After I found out that changing engines fixes the issue, I thought about the previous solution, and I came up with a theory about why it worked:

By default, nginx uses http/1.0 with the Connection: close header, the Connection: close header means that the client will close the connection after the response is received.

Maybe there's a race condition on Ktor's Netty engine implementation, where the server closes the connection before the client has fully read the response, so when nginx detects that upstream closed the connection prematurely, it thinks "oh shit" and flushes the received data downstream, and then it flushes the rest of the received data, because it did receive a complete request (and it knows that it did, after the error is thrown, nginx logs that it sent a http 200 response to the client), it just didn't receive the entire data before flushing.

That incomplete request borks out most http clients, curl is unaffected because curl is curl, so I guess curl has some failsafes.

The reason why using http/1.1 and removing the Connection header works is because the server, according to the http/1.1 spec, defaults to keep-alive if the Connection header isn't present, so the server ends up not closing the connection because it thinks that nginx will reuse the connection later on, making the client (in this case, nginx) handle the connection close step, which avoids the issue.

This would explain why setting http/1.1 + removing the connection header OR switching http engines fixes the issue.

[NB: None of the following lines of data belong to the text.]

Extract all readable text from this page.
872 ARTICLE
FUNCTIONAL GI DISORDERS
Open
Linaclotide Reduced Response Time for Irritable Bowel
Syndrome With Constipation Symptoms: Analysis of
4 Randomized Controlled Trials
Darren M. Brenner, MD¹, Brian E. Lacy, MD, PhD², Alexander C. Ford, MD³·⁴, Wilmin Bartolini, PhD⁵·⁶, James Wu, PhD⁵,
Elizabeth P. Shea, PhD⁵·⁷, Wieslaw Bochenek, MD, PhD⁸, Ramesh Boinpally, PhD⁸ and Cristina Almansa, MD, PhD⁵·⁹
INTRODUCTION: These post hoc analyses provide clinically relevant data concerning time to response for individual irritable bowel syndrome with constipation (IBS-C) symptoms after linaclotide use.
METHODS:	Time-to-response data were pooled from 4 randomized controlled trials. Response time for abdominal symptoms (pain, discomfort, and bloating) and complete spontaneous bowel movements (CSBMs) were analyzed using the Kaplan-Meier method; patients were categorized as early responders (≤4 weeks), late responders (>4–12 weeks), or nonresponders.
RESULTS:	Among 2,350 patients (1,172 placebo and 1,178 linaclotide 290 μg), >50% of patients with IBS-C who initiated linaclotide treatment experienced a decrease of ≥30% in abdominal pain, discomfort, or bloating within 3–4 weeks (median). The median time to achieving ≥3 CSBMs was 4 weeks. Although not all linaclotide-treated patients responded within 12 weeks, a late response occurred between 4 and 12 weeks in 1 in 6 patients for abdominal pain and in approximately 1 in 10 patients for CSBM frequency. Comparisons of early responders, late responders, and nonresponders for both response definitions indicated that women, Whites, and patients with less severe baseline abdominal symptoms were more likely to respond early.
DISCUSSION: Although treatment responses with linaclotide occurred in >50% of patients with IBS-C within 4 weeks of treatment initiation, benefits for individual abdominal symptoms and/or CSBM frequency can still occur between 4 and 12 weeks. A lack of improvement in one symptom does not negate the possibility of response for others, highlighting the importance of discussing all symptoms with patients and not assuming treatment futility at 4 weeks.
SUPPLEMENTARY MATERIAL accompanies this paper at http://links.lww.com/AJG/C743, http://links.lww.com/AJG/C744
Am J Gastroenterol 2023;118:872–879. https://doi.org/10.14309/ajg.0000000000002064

Sadly, because this is so hard to reproduce and pinpoint what trips nginx, I haven't submitted this issue to JetBrains. If anyone has a better and consistent way to reproduce this issue, feel free to submit it as an issue on JetBrains' YouTrack! But for now, I'm relieved that I found a solution after spending ~2 days attempting to track down this stupid issue.